Urologists have gotten into the act with laparoscopic nephrectomies and adrenalectomies. (Technically as these are retro-peritoneal structures these are not laparoscopies). We thankfully don't do them at our hospital so my only knowledge is from hearing of the horrendous complications like the urologist who got into the inferior cava doing a laparoscopic adrenalectomy. Urologists have also gotten into robotic surgery with great gusto despite data suggesting that the complication rate is the same as the open procedure which is cheaper and takes less time. Plus in order to do the robotic prostatectomy urologists want the patient in extreme head down position which has lead to significant post-op confusion and who knows what long term CNS changes.
Gynaecologists who of course pioneered laparoscopic surgeon have moved on from tubals and lysis of adhesions. I have recently done two laparoscopies for bleeding ectopics who came to the OR shocky. My first response when they got out the laparoscopic equipment was, "surely you can't be serious?" but I am such a wimp.

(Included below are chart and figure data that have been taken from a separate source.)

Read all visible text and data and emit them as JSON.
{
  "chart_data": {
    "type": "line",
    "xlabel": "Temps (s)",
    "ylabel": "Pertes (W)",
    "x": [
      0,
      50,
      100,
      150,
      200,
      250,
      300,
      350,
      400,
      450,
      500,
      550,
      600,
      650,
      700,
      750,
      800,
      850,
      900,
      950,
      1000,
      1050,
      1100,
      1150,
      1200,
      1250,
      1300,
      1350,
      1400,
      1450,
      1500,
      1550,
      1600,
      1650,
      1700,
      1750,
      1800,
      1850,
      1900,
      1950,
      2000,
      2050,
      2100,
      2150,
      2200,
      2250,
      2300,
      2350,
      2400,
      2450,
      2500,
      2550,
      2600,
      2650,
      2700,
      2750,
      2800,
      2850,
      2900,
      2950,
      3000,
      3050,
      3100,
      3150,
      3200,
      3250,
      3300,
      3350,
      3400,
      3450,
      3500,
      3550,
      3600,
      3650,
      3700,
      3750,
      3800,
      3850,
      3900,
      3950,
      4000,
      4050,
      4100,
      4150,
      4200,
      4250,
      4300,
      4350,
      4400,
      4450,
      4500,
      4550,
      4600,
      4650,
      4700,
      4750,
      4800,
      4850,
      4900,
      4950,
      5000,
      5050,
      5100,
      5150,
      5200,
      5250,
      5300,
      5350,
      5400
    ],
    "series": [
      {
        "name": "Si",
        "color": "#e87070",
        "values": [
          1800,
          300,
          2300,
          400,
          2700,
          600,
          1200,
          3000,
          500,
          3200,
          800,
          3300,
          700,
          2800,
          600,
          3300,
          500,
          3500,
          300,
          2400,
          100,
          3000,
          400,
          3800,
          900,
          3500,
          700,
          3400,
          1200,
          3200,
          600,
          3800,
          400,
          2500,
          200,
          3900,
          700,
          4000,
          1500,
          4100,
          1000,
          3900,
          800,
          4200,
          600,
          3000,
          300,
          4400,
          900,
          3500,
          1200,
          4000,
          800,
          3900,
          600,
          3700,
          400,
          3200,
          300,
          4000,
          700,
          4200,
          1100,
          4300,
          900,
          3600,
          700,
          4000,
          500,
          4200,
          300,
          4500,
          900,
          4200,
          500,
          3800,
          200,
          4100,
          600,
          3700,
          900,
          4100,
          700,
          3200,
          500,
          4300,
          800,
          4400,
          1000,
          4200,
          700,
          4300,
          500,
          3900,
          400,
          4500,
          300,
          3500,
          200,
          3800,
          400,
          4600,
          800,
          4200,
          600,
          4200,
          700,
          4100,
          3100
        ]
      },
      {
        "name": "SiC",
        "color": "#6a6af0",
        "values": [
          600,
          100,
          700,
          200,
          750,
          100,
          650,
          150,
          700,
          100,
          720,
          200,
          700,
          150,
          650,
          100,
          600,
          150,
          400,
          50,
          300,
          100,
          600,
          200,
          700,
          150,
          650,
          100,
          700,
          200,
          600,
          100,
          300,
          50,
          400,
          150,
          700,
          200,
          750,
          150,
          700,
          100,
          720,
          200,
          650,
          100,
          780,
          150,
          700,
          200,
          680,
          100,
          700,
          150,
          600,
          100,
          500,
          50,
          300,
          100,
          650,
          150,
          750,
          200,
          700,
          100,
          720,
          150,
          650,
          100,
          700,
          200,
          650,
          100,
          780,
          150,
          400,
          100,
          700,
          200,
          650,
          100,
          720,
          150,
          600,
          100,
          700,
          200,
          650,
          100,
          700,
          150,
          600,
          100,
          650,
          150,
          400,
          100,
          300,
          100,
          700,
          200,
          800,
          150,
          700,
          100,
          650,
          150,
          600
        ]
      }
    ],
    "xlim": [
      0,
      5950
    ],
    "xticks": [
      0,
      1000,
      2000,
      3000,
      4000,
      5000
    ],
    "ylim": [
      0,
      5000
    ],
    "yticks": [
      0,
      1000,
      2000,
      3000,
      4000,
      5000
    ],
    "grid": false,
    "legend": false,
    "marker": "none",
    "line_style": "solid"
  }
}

Bleeding, especially arterial bleeding, looks 10X as bad blown up on the TV screen. We also have the laparoscopic assisted hysterectomy which is really just a glorified vaginal hysterectomy. Vaginal hysterectomy which was historically done blind had an incredibly low complication rate. The last laparoscopic assisted hyst I did came back a few days later because her bowel had been perforated. And this is just to avoid a Pfanensteele? incision. I am waiting for my first laparoscopic Caesarian Section and don't think somebody isn't thinking about this.
I could rant on about all the other "minimal access" surgeries being done in other surgical specialties.
I am not against progress, if I had my gall bladder out, I would want it out laparoscopically. Not so much my appendix and definitely not a hernia repair (I would have this under local). The thing is, doing something just because it is neat, doesn't justify the procedure and sometimes there is a reason why things have been done the way they were done for many years.